More than 800 school students from throughout northern NSW travelled to Poultry CRC participant, the University of New England (UNE) on Thursday the 18th and Friday the 19th of August to take part in “Science in the Bush”. An initiative of the Australian Museum and the University of Sydney since 2006, Science in the Bush programs have been offering activities for primary and secondary students in conjunction with local science and education institutions.

“Our National Science Week grant from the Commonwealth Government is enabling more students than ever to experience UNE’s Science in the Bush this year”, said Dr Michelle Taylor of UNE Chemistry. “It’s helped schools travel from places such as Macksville and Inverell, and from many small schools such as those at Bendemeer, Tintinhull, Moonbi, Deepwater and Nowendoc”.

Dr Taylor further explained the concept, “The two day program run at UNE contained a series of hands-on activities designed to help students realise that the study of science – and the pursuit of a scientific career – can involve a lot of fun”. “These events aim to inspire students with the science that surrounds them every day and extend, and support, classroom teaching” said Dr Taylor.

Students review eggs with Associate Professor Julie Roberts

As part of activities on Friday, a group of students got hands-on with chicken eggs under the guidance of Poultry CRC Sub-project leader Associate Professor Julie Roberts. Students were introduced to a number of egg quality parameters and laboratory measurement techniques for egg assessment. The workshop included measurements and observations of egg candling, shell colour, egg weight, shell breaking strength, albumen height and egg yolk colour, egg shell cuticle staining, and introduced students to the Haugh unit (that indicates freshness). Using specialised computer software integrated with the instruments, students were able to calculate Haugh units for their eggs based on egg weight and albumen height.

Staining eggs to look at cuticle consistency

Eggs under investigation by the students had been stored in either ambient air temperature or under temperature control (refrigerated). Students observed firsthand the reduced albumen height of those stored in ambient air temperature, and were able to measure this accurately with laboratory equipment. Students also stained eggs by submersion for one minute in cuticle blue dye, rinsing and leaving to dry, with resulting staining indicating cuticle coverage (full colour = good cuticle, random colouring = irregular cuticle, damage lines = handling problems, no colour = no cuticle).
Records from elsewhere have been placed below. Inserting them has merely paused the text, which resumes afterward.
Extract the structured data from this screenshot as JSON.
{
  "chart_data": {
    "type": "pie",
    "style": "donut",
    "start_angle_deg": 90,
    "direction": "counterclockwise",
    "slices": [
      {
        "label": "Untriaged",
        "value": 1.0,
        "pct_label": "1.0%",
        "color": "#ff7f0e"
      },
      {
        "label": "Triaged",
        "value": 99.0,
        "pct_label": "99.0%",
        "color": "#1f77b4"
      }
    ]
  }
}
Throughout the workshop students were engaged and encouraged to ask questions by A/Prof Roberts, building on their existing knowledge base and promoting new understanding of the egg.

With a multitude of activities across the two days at UNE, many students were surprised at the broad scope of scientific career paths. “For the poultry industry in particular, it is important to encourage young school students into thinking about the enormous opportunities that exist in this industry, especially with the backing of a formal education in science” said Professor Mingan Choct, CEO of the Poultry CRC.